Ahmed Nehad in The Nation:
On October 6, blood, pain, and suffering in Palestine were of no interest to the world. They were too mundane, too “normal” to be acknowledged. Never mind that “normal” meant a Gaza that had been smothered by a 17-year Israeli blockade and a 56-year occupation. Never mind that it meant a Gaza where Israeli military invasions had become almost routine; with civilians laid to rest after every attack, and with entire neighborhoods leveled—tens of thousands of homes, mosques, churches, hospitals, cultural centers, and educational institutions crumbling to rubble every couple of years.
In Gaza, “normal” was the meager four to 12 hours of electricity a day.
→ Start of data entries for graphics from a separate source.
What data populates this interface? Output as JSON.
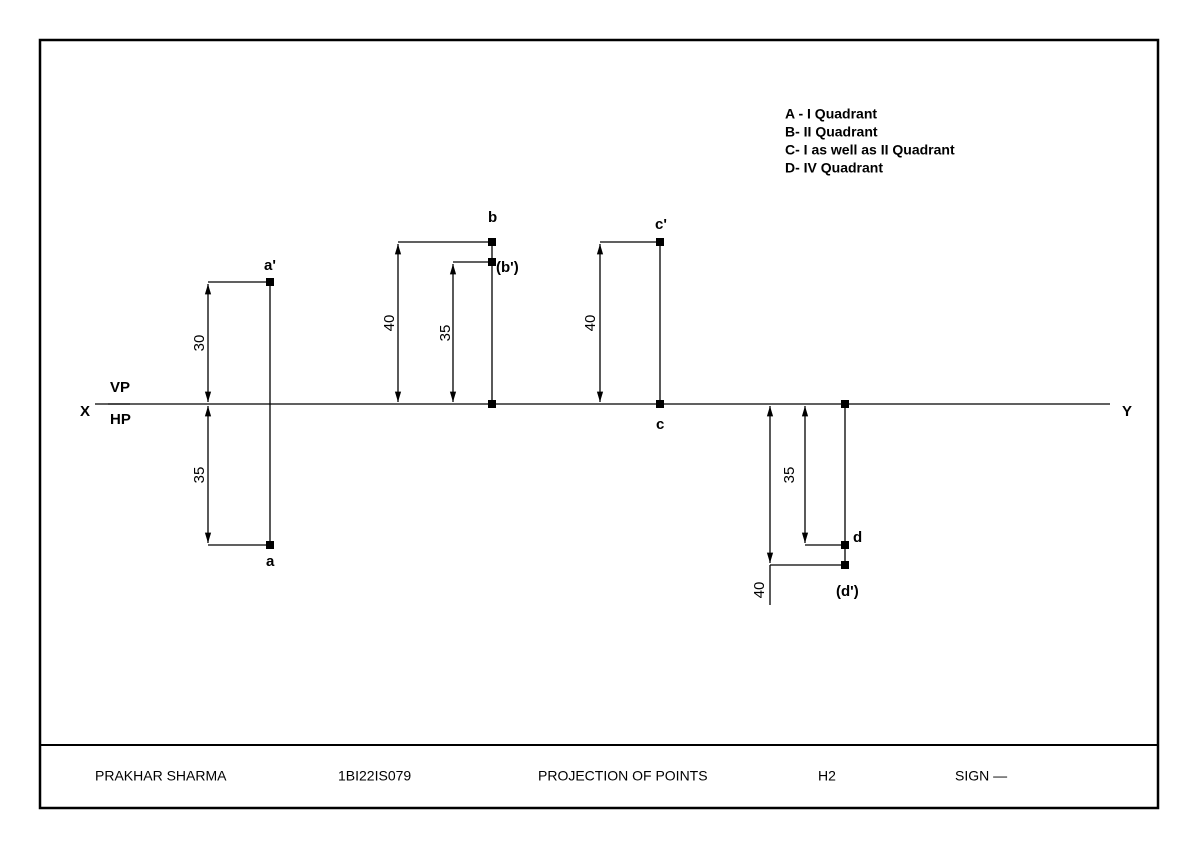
{
  "labels": {
    "x": "X",
    "y": "Y",
    "vp": "VP",
    "hp": "HP"
  },
  "points": {
    "a_front": "a'",
    "a_top": "a",
    "b_top": "b",
    "b_front": "(b')",
    "c_front": "c'",
    "c_top": "c",
    "d_top": "d",
    "d_front": "(d')"
  },
  "dimensions": [
    "30",
    "35",
    "40",
    "35",
    "40",
    "35",
    "40"
  ],
  "legend": [
    "A - I Quadrant",
    "B- II Quadrant",
    "C- I as well as II Quadrant",
    "D- IV Quadrant"
  ],
  "title_block": [
    "PRAKHAR  SHARMA",
    "1BI22IS079",
    "PROJECTION OF POINTS",
    "H2",
    "SIGN —"
  ]
}
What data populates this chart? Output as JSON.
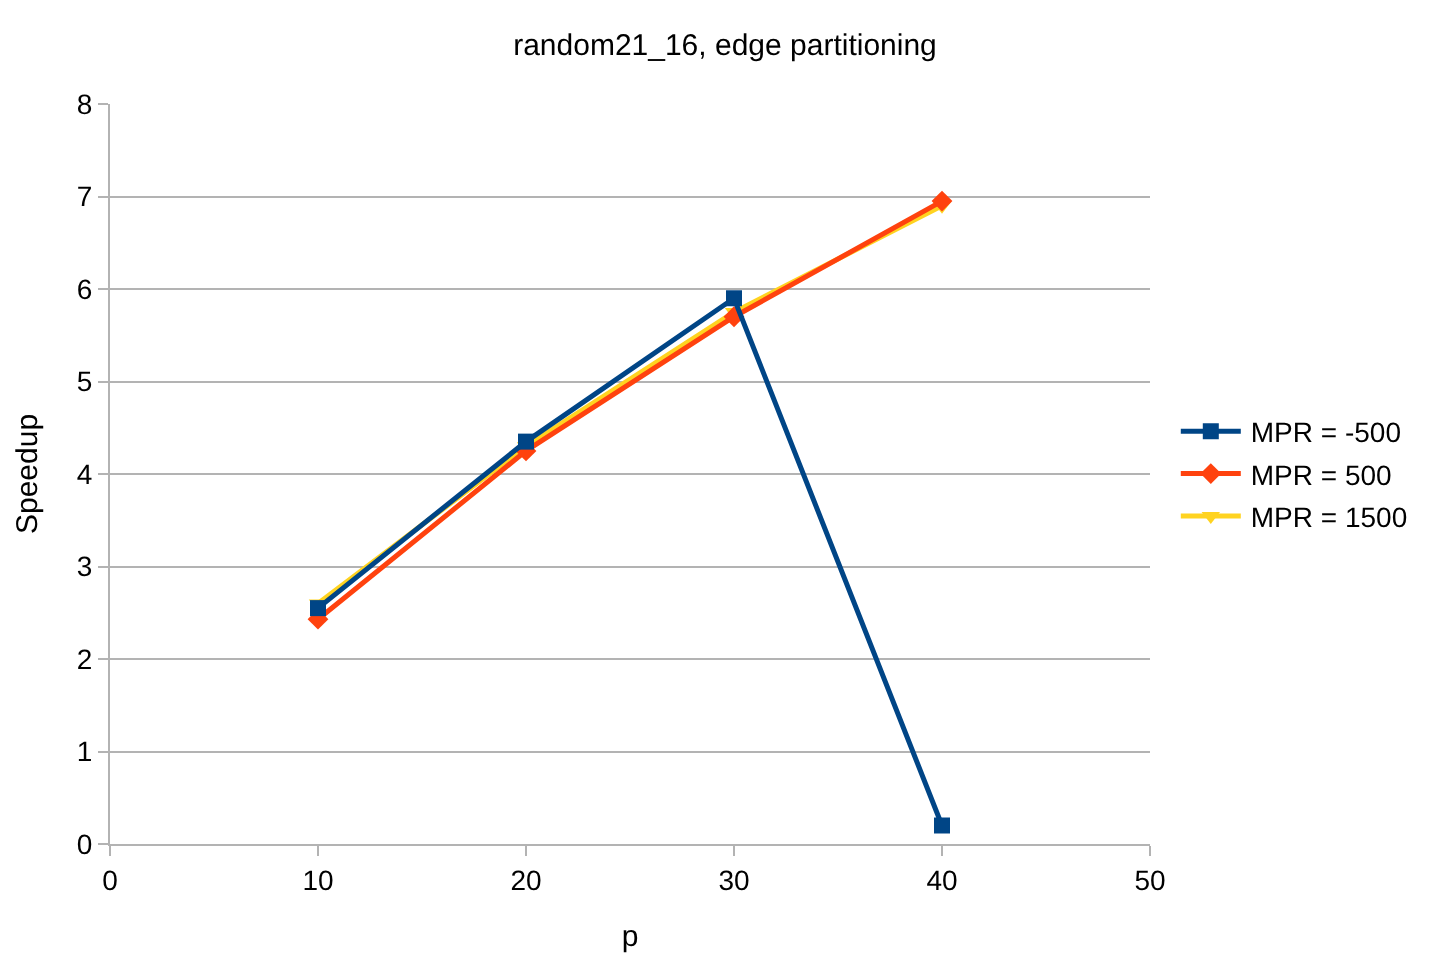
{
  "chart_data": {
    "type": "line",
    "title": "random21_16, edge partitioning",
    "xlabel": "p",
    "ylabel": "Speedup",
    "x": [
      10,
      20,
      30,
      40
    ],
    "series": [
      {
        "name": "MPR = -500",
        "color": "#004586",
        "marker": "square",
        "values": [
          2.55,
          4.35,
          5.9,
          0.2
        ]
      },
      {
        "name": "MPR = 500",
        "color": "#ff420e",
        "marker": "diamond",
        "values": [
          2.43,
          4.25,
          5.7,
          6.95
        ]
      },
      {
        "name": "MPR = 1500",
        "color": "#ffd320",
        "marker": "triangle",
        "values": [
          2.6,
          4.3,
          5.75,
          6.9
        ]
      }
    ],
    "xlim": [
      0,
      50
    ],
    "xticks": [
      0,
      10,
      20,
      30,
      40,
      50
    ],
    "ylim": [
      0,
      8
    ],
    "yticks": [
      0,
      1,
      2,
      3,
      4,
      5,
      6,
      7,
      8
    ],
    "grid": "y",
    "legend": "right"
  }
}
Hospitals had become destinations of last resort because, in this “normal,” there were just 1.4 beds for every thousand residents.
It was “normal” for families to starve, for essential medicines to run out, for graduates to stare at bleak futures, and for the vast majority to survive on mere aid.
Yet, this “normal”’ had long been met with a deafening global silence. This “normal” went unnoticed, a mere backdrop to world politics, seldom worth more than a passing remark.
Until recently. Until October 7. When Israeli civilians were killed, the world sat upright. They took note, they discussed, they condemned. They saw the horror of blood spilled in historic Palestine. Conversations about Palestine became mainstream only when the blood took on a different hue.
The very same world that had remained nonchalant about the everyday horrors in Gaza and in all of occupied Palestine was now interested and invested.